Many years ago, my friends and I went to be menachem aveil a teacher of ours who lost his teenaged daughter in a bus bombing in Jerusalem. We were apprehensive,not knowing what words to utter. But, we came away amazed at the rabbi's ability to give us chizuk during his time of grief. I thought of this incident when I read the Torah thought by Rabbi Dr. Raymond Apple.
Unfortunately, there have been too many tragedies recently. Just today, I read about a three-year old girl who died in a fire and a three year-old boy who was niftar. Also, a young boy in Monsey was hit by a van.

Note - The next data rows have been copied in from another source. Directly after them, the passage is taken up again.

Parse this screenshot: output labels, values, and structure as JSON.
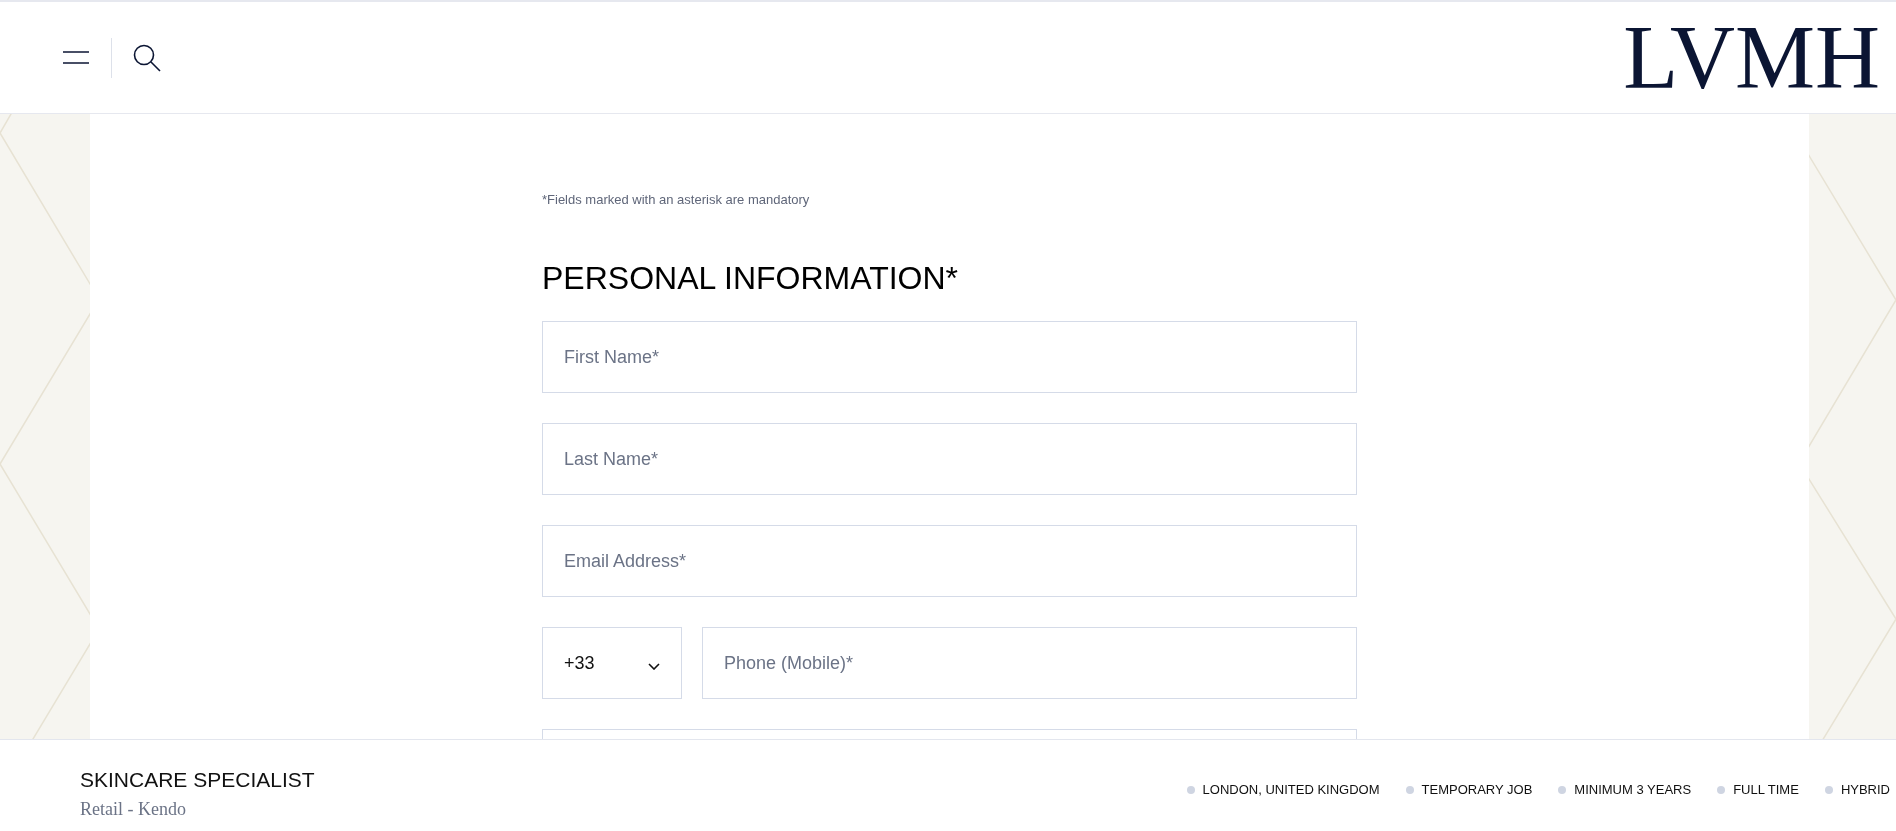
{
  "header": {
    "logo": "LVMH"
  },
  "form": {
    "notice": "*Fields marked with an asterisk are mandatory",
    "heading": "PERSONAL INFORMATION*",
    "fields": [
      {
        "kind": "text",
        "placeholder": "First Name*"
      },
      {
        "kind": "text",
        "placeholder": "Last Name*"
      },
      {
        "kind": "text",
        "placeholder": "Email Address*"
      },
      {
        "kind": "phone",
        "country_code": "+33",
        "placeholder": "Phone (Mobile)*"
      }
    ]
  },
  "footer": {
    "job_title": "SKINCARE SPECIALIST",
    "subtitle": "Retail - Kendo",
    "tags": [
      "LONDON, UNITED KINGDOM",
      "TEMPORARY JOB",
      "MINIMUM 3 YEARS",
      "FULL TIME",
      "HYBRID"
    ]
  }
}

Please pray for Moshe Yisroel Ahron ben Hentcha Baila and for Chaya Efrat bat Hadas.
Some views suggest that hearing of Isaac’s near death gave Sarah a shock which proved fatal. She had not known of God’s call to Abraham and only heard of the whole course of events after they were over and after Abraham and Isaac came home.
The impact of her death is described in next week’s sidra, Chayyei Sarah, in Chapter 23 of B’reshit which tells of the death of Sarah and how Abraham mourned for her. He came lis’pod l’Sarah v’liv’kotah – “to eulogise Sarah and to weep for her”. The narrative follows a peculiar order, first the eulogy and then the weeping. It cannot possibly be that Abraham did not realise the extent of the tragedy at first and only started weeping once he had put the occasion into words.
The truth may really be quite the opposite. Abraham was genuinely torn to pieces by the death but he knew that Sarah belonged to the family, to the community, to history, and not just to him personally. He felt he had to comfort the others first and to sum her up for them before he could give way to his own individual grief.